The network began to appear information that the bank accounts of some Australian users using them to buy cryptocurrencies, such as bitcoin, were frozen. Among the banks that disloyal to such activities are National Australia Bank, ANZ, Commonwealth Bank of Australia and Westpac Banking Corporation. The user of Twitter Nugget’s News Australia writes that transfers made to BTC Markets, Coinspot Australia, CoinJar and Coinbase are qualified by them as suspicious.

At the same time, reports on the freezing of accounts are not massive, and the reasons for blocking are not completely clear.

A spokesman for the Commonwealth Bank of Australia explained:

“Clients can work with these currencies if this does not violate our rules and the relevant requirements of the law.”

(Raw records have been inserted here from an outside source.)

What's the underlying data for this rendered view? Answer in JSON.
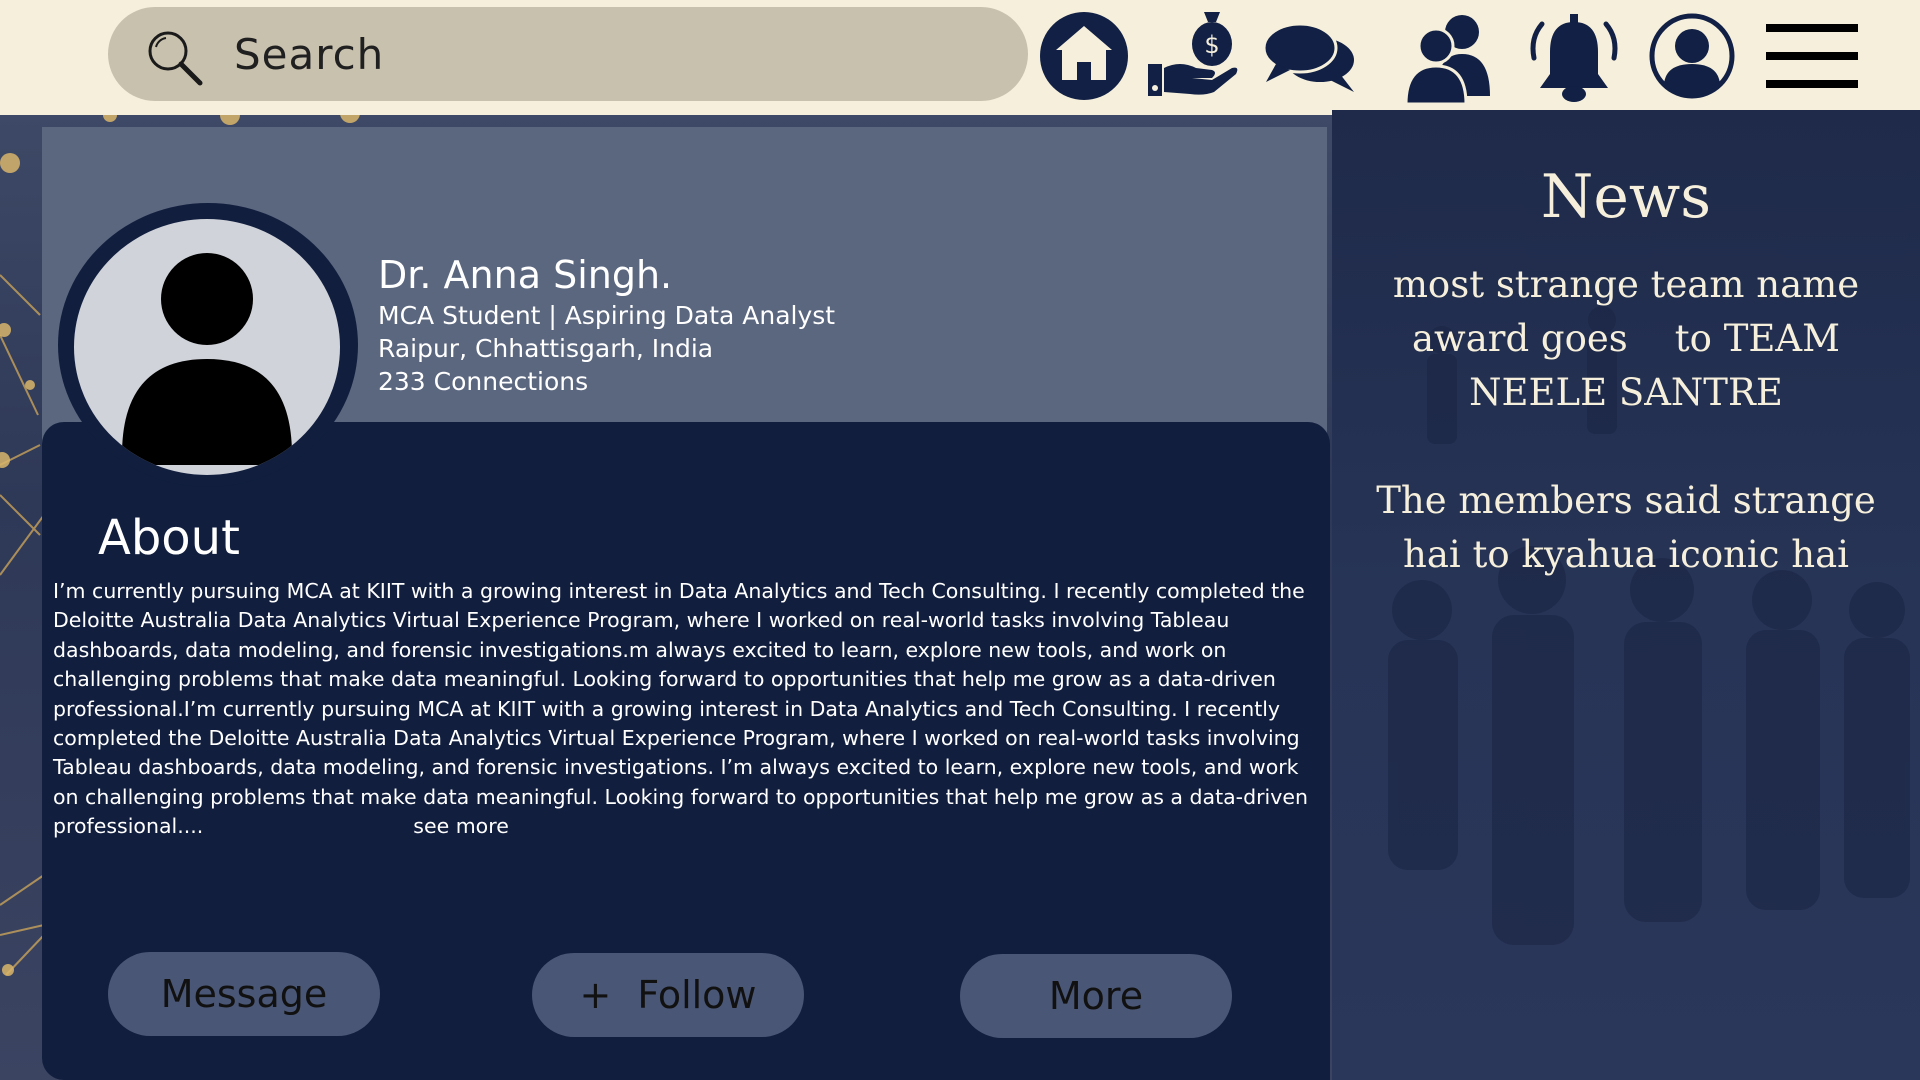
{
  "search": {
    "placeholder": "Search"
  },
  "nav": {
    "icons": [
      "home-icon",
      "money-hand-icon",
      "chat-icon",
      "people-icon",
      "bell-icon",
      "profile-icon",
      "menu-icon"
    ]
  },
  "profile": {
    "name": "Dr. Anna Singh.",
    "headline": "MCA Student | Aspiring Data Analyst",
    "location": "Raipur, Chhattisgarh, India",
    "connections": "233 Connections"
  },
  "about": {
    "heading": "About",
    "text": "I’m currently pursuing MCA at KIIT with a growing interest in Data Analytics and Tech Consulting. I recently completed the Deloitte Australia Data Analytics Virtual Experience Program, where I worked on real-world tasks involving Tableau dashboards, data modeling, and forensic investigations.m always excited to learn, explore new tools, and work on challenging problems that make data meaningful. Looking forward to opportunities that help me grow as a data-driven professional.I’m currently pursuing MCA at KIIT with a growing interest in Data Analytics and Tech Consulting. I recently completed the Deloitte Australia Data Analytics Virtual Experience Program, where I worked on real-world tasks involving Tableau dashboards, data modeling, and forensic investigations. I’m always excited to learn, explore new tools, and work on challenging problems that make data meaningful. Looking forward to opportunities that help me grow as a data-driven professional....",
    "see_more": "see more"
  },
  "actions": {
    "message": "Message",
    "follow_plus": "+",
    "follow": "Follow",
    "more": "More"
  },
  "news": {
    "title": "News",
    "items": [
      "most strange team name award goes    to TEAM NEELE SANTRE",
      "The members said strange hai to kyahua iconic hai"
    ]
  },
  "colors": {
    "topbar": "#f5efdc",
    "search_bg": "#c8c1ae",
    "icon": "#112044",
    "card_header": "#5b667f",
    "card_body": "#111e3e",
    "button": "#4a5675",
    "news_text": "#f5efdc"
  }
}
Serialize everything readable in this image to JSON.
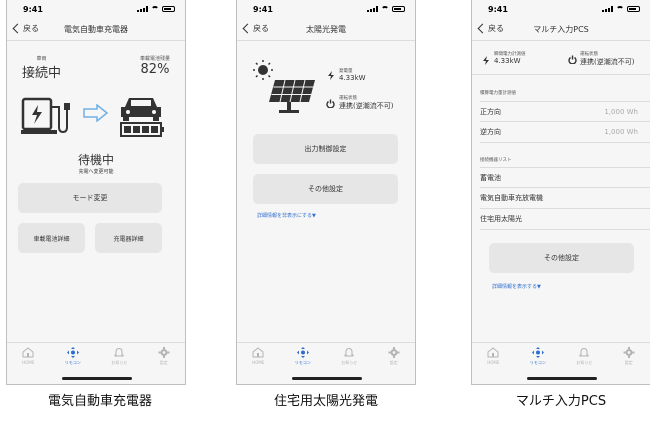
{
  "status": {
    "time": "9:41"
  },
  "tabs": [
    {
      "label": "HOME",
      "icon": "home-icon"
    },
    {
      "label": "リモコン",
      "icon": "remote-icon"
    },
    {
      "label": "お知らせ",
      "icon": "bell-icon"
    },
    {
      "label": "設定",
      "icon": "gear-icon"
    }
  ],
  "accent_color": "#2f6fd0",
  "screen1": {
    "back": "戻る",
    "title": "電気自動車充電器",
    "vehicle_label": "車両",
    "vehicle_status": "接続中",
    "battery_label": "車載電池残量",
    "battery_value": "82%",
    "state_main": "待機中",
    "state_sub": "充電へ変更可能",
    "mode_button": "モード変更",
    "battery_detail_button": "車載電池詳細",
    "charger_detail_button": "充電器詳細",
    "caption": "電気自動車充電器"
  },
  "screen2": {
    "back": "戻る",
    "title": "太陽光発電",
    "gen_label": "発電量",
    "gen_value": "4.33kW",
    "op_label": "運転状態",
    "op_value": "連携(逆潮流不可)",
    "output_button": "出力制御設定",
    "other_button": "その他設定",
    "toggle_link": "詳細情報を非表示にする▼",
    "caption": "住宅用太陽光発電"
  },
  "screen3": {
    "back": "戻る",
    "title": "マルチ入力PCS",
    "power_label": "瞬間電力計測値",
    "power_value": "4.33kW",
    "op_label": "運転状態",
    "op_value": "連携(逆潮流不可)",
    "cumulative_header": "積算電力量計測値",
    "forward_label": "正方向",
    "forward_value": "1,000 Wh",
    "reverse_label": "逆方向",
    "reverse_value": "1,000 Wh",
    "devices_header": "接続機器リスト",
    "devices": [
      "蓄電池",
      "電気自動車充放電機",
      "住宅用太陽光"
    ],
    "other_button": "その他設定",
    "toggle_link": "詳細情報を表示する▼",
    "caption": "マルチ入力PCS"
  }
}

Similar cases have occurred in other countries, including the United States and Bulgaria, where banks in early December announced an unofficial blockade of the stock exchange cryptocurrency.

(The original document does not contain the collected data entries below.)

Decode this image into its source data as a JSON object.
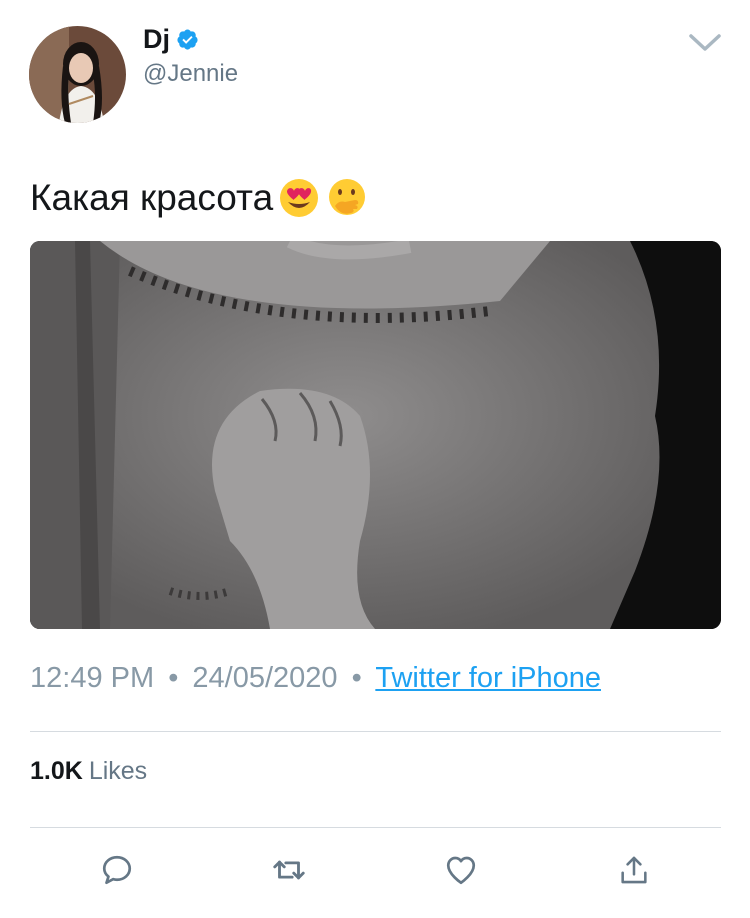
{
  "user": {
    "display_name": "Dj",
    "handle": "@Jennie",
    "verified": true
  },
  "tweet": {
    "text": "Какая красота",
    "emojis": [
      "heart-eyes-emoji",
      "hand-over-mouth-emoji"
    ],
    "time": "12:49 PM",
    "date": "24/05/2020",
    "separator": "•",
    "source": "Twitter for iPhone"
  },
  "stats": {
    "likes_count": "1.0K",
    "likes_label": "Likes"
  },
  "actions": [
    "reply-icon",
    "retweet-icon",
    "like-icon",
    "share-icon"
  ],
  "colors": {
    "link": "#1da1f2",
    "secondary_text": "#657786",
    "meta_text": "#8899a6",
    "divider": "#d6dbe0"
  }
}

The Coinspot Exchange writes:

“We are ready to assure you that we are upset at least as much as yours, but unfortunately, Australian banks are showing reluctance to work with the digital currency industry, which leads to frequent account blocking and imposing strict restrictions on accounts that are not completely blocked”.

Coinspot founder Russell Wilson said that he does not know about the mass freeze of accounts, but he continues to monitor the situation.

“We know that from time to time banks freeze payments when they want to make sure that the transfer is made by the client, and not by the fraudster. This is the standard practice of banks aimed at protecting customers,” he explained.

The user Twitter @BitcoinBabeAU writes that it follows all the requirements of the regulators, but the bank continues to limit its ability to use the account. Although she does not elaborate on the details, this case can serve as another illustration of how often crypto currency holders have to deal with arbitrariness of banks, guided by their own, often far-fetched reasons in an effort to exclude unwanted customers from their base.